To Benjamin Franklin from Octavie Guichard Durey de Meinières, 31 August 1783
From Octavie Guichard Durey de Meinières9
ALS: American Philosophical Society
aux Pavillons de chaillot Ce 31 aoust 1783
Illustrioux Legislator of your Country, I Would be Very obliged to you, if you Would and Could give me, the book, of the Constitution, translated by M. de la Rochefoucault. Some body told me, that it is not Sold.
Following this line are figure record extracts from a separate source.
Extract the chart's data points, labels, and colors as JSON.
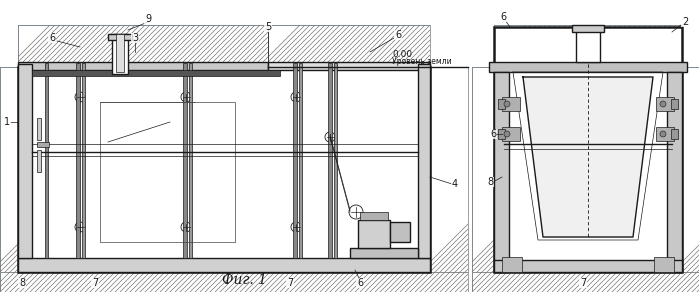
{
  "fig_width": 6.99,
  "fig_height": 2.92,
  "dpi": 100,
  "bg_color": "#ffffff",
  "lc": "#1a1a1a",
  "soil_hatch_color": "#555555",
  "caption": "Фиг. 1",
  "caption_fontsize": 10,
  "label_fontsize": 7,
  "elev_text": "0.00",
  "elev_subtext": "Уровень земли"
}
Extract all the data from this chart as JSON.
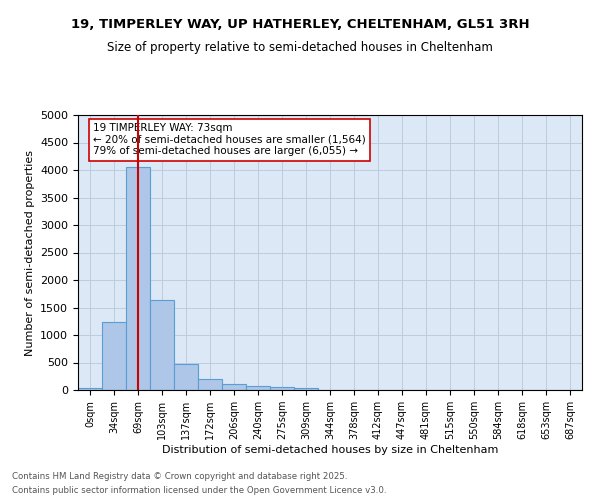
{
  "title_line1": "19, TIMPERLEY WAY, UP HATHERLEY, CHELTENHAM, GL51 3RH",
  "title_line2": "Size of property relative to semi-detached houses in Cheltenham",
  "xlabel": "Distribution of semi-detached houses by size in Cheltenham",
  "ylabel": "Number of semi-detached properties",
  "bin_labels": [
    "0sqm",
    "34sqm",
    "69sqm",
    "103sqm",
    "137sqm",
    "172sqm",
    "206sqm",
    "240sqm",
    "275sqm",
    "309sqm",
    "344sqm",
    "378sqm",
    "412sqm",
    "447sqm",
    "481sqm",
    "515sqm",
    "550sqm",
    "584sqm",
    "618sqm",
    "653sqm",
    "687sqm"
  ],
  "bar_values": [
    40,
    1240,
    4050,
    1640,
    470,
    195,
    115,
    65,
    50,
    45,
    0,
    0,
    0,
    0,
    0,
    0,
    0,
    0,
    0,
    0,
    0
  ],
  "bar_color": "#aec6e8",
  "bar_edge_color": "#5a9fd4",
  "vline_x": 2,
  "vline_color": "#cc0000",
  "annotation_title": "19 TIMPERLEY WAY: 73sqm",
  "annotation_line1": "← 20% of semi-detached houses are smaller (1,564)",
  "annotation_line2": "79% of semi-detached houses are larger (6,055) →",
  "annotation_box_color": "#ffffff",
  "annotation_box_edge": "#cc0000",
  "ylim": [
    0,
    5000
  ],
  "yticks": [
    0,
    500,
    1000,
    1500,
    2000,
    2500,
    3000,
    3500,
    4000,
    4500,
    5000
  ],
  "background_color": "#dce8f5",
  "footer_line1": "Contains HM Land Registry data © Crown copyright and database right 2025.",
  "footer_line2": "Contains public sector information licensed under the Open Government Licence v3.0."
}
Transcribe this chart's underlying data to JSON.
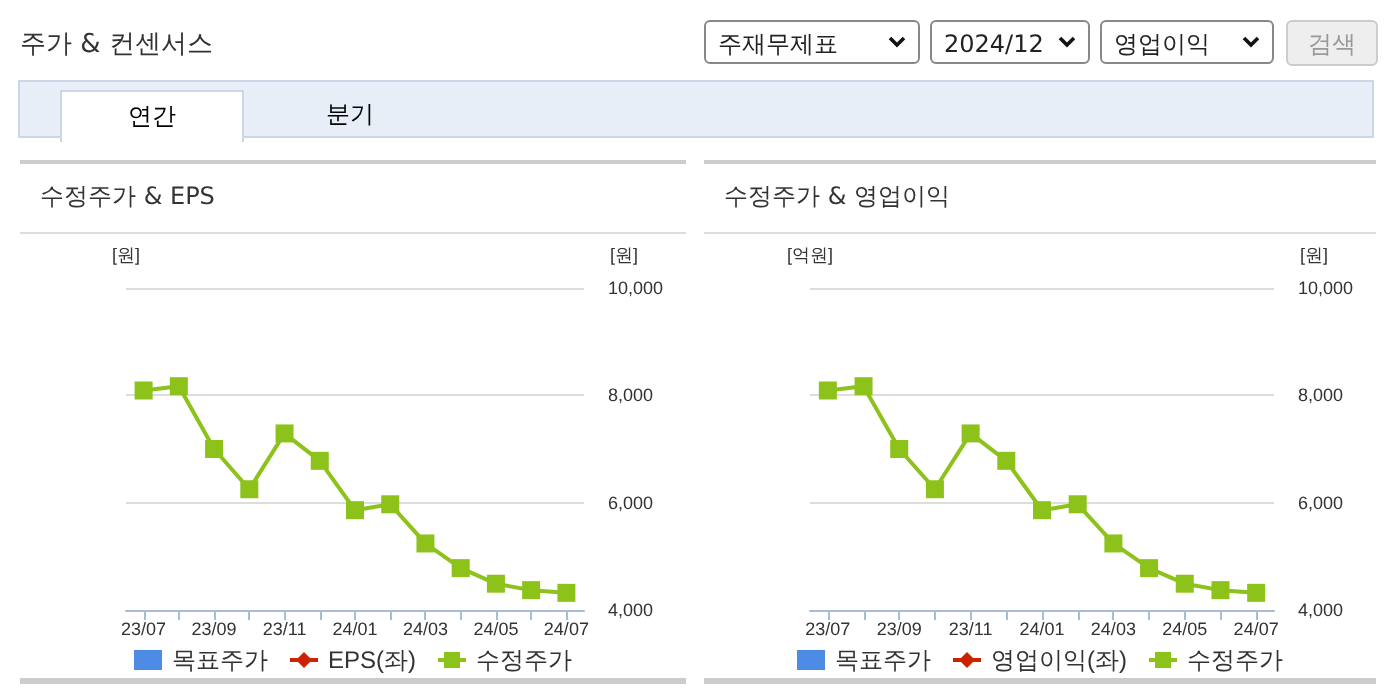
{
  "chart_data": [
    {
      "type": "line",
      "title": "수정주가 & EPS",
      "annotations": [
        "주가 & 컨센서스",
        "주재무제표",
        "2024/12",
        "영업이익",
        "검색",
        "연간",
        "분기"
      ],
      "categories": [
        "23/07",
        null,
        "23/09",
        null,
        "23/11",
        null,
        "24/01",
        null,
        "24/03",
        null,
        "24/05",
        null,
        "24/07"
      ],
      "ylabel": "[원]",
      "y2label": "[원]",
      "y2lim": [
        4000,
        10000
      ],
      "y2ticks": [
        {
          "value": 4000,
          "label": "4,000"
        },
        {
          "value": 6000,
          "label": "6,000"
        },
        {
          "value": 8000,
          "label": "8,000"
        },
        {
          "value": 10000,
          "label": "10,000"
        }
      ],
      "grid": "y",
      "legend": "bottom",
      "series": [
        {
          "name": "목표주가",
          "type": "scatter",
          "marker": "square",
          "color": "#1f6fdf",
          "axis": "y2",
          "values": [
            null,
            null,
            null,
            null,
            null,
            null,
            null,
            null,
            null,
            null,
            null,
            null,
            null
          ]
        },
        {
          "name": "EPS(좌)",
          "marker": "diamond",
          "color": "#cc2200",
          "axis": "y",
          "values": [
            null,
            null,
            null,
            null,
            null,
            null,
            null,
            null,
            null,
            null,
            null,
            null,
            null
          ]
        },
        {
          "name": "수정주가",
          "marker": "square",
          "color": "#8cc21a",
          "axis": "y2",
          "values": [
            8090,
            8170,
            7000,
            6250,
            7290,
            6780,
            5860,
            5970,
            5240,
            4780,
            4490,
            4370,
            4320
          ]
        }
      ]
    },
    {
      "type": "line",
      "title": "수정주가 & 영업이익",
      "categories": [
        "23/07",
        null,
        "23/09",
        null,
        "23/11",
        null,
        "24/01",
        null,
        "24/03",
        null,
        "24/05",
        null,
        "24/07"
      ],
      "ylabel": "[억원]",
      "y2label": "[원]",
      "y2lim": [
        4000,
        10000
      ],
      "y2ticks": [
        {
          "value": 4000,
          "label": "4,000"
        },
        {
          "value": 6000,
          "label": "6,000"
        },
        {
          "value": 8000,
          "label": "8,000"
        },
        {
          "value": 10000,
          "label": "10,000"
        }
      ],
      "grid": "y",
      "legend": "bottom",
      "series": [
        {
          "name": "목표주가",
          "type": "scatter",
          "marker": "square",
          "color": "#1f6fdf",
          "axis": "y2",
          "values": [
            null,
            null,
            null,
            null,
            null,
            null,
            null,
            null,
            null,
            null,
            null,
            null,
            null
          ]
        },
        {
          "name": "영업이익(좌)",
          "marker": "diamond",
          "color": "#cc2200",
          "axis": "y",
          "values": [
            null,
            null,
            null,
            null,
            null,
            null,
            null,
            null,
            null,
            null,
            null,
            null,
            null
          ]
        },
        {
          "name": "수정주가",
          "marker": "square",
          "color": "#8cc21a",
          "axis": "y2",
          "values": [
            8090,
            8170,
            7000,
            6250,
            7290,
            6780,
            5860,
            5970,
            5240,
            4780,
            4490,
            4370,
            4320
          ]
        }
      ]
    }
  ]
}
I Should be lofty1 to have it of your hand, and gratefull to you for your Kindness, my dear Neighbour, loved and revered by your most humble Servant
Guichard DE Meinieres
Addressed: A Monsieur / Monsieur franklin / ministre plénipotenciaire des états / unis de l’amérique / a Passy
Notation: De mainieres.
9. A spirited member of Mme Helvétius’ circle and former translator of English works: XXXII, 297–8. For a study of some of her earlier correspondence see Marie-Laure Girou Swiderski, “De la ‘gazette’ au ‘commerce des âmes’: les lettres de la présidente de Meinières à la marquise de Lénoncourt,” in Femmes en toutes lettres: les épistolières du XVIIIe siècle, ed. Marie-France Silver and Marie-Laure Girou Swiderski, Studies on Voltaire and the Eighteenth Century (Oxford, 2000), no. 4, pp. 119–39, 254–6.
1. By which she means proud (fière).